Supplementary Information from Resurrecting ancestral genes in bacteria to interpret ancient biosignatures

Two datasets, the geologic record and the genetic content of extant organisms, provide complementary insights into the history of how key molecular components have shaped or driven global environmental and macroevolutionary trends. Changes in global physico-chemical modes over time are thought to be a consistent feature of this relationship between Earth and life, as life is thought to have been optimizing protein functions for the entirety of its approximately 3.8 billion years of history on the Earth. Organismal survival depends on how well critical genetic and metabolic components can adapt to their environments, reflecting an ability to optimize efficiently to changing conditions.

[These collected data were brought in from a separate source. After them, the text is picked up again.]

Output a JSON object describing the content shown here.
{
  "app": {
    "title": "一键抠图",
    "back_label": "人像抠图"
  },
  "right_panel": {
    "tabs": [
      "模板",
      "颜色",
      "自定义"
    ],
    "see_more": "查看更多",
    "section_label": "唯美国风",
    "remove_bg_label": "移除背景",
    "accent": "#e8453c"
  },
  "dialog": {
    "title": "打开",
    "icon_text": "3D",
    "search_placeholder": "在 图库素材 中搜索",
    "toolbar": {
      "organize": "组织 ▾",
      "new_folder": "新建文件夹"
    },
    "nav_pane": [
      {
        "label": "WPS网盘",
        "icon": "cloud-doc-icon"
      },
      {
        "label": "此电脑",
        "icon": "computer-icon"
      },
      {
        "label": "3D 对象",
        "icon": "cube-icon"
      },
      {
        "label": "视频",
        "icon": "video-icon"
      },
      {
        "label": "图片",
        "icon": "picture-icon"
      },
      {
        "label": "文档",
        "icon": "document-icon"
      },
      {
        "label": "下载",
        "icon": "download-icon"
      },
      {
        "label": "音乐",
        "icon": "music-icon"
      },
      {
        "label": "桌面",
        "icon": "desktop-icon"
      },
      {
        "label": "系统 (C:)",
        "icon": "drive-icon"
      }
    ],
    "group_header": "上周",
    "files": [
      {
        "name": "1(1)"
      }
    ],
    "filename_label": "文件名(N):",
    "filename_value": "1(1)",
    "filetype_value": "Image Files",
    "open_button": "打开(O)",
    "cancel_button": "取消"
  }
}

The geologic record provides an array of biologically independent indicators of macroscale atmospheric and oceanic composition, but provides little in the way of the exact behaviour of the molecular components that influenced the compositions of these reservoirs. By reconstructing sequences of proteins that might have been present in ancient organisms, we can downselect to a subset of possible sequences that may have been optimized to these ancient environmental conditions. How can one use modern life to reconstruct ancestral behaviours? Configurations of ancient sequences can be inferred from the diversity of extant sequences, and then resurrected in the laboratory to ascertain their biochemical attributes. One way to augment sequence-based, single-gene methods to obtain a richer and more reliable picture of the deep past, is to resurrect inferred ancestral protein sequences in living organisms, where their phenotypes can be exposed in a complex molecular-systems context, and to then link consequences of those phenotypes to biosignatures that were preserved in the independent historical repository of the geological record. As a first step beyond single-molecule reconstruction to the study of functional molecular systems, we present here the ancestral sequence reconstruction of the beta-carbonic anhydrase protein. We assess how carbonic anhydrase proteins meet our selection criteria for reconstructing ancient biosignatures in the laboratory, which we term paleophenotype reconstruction.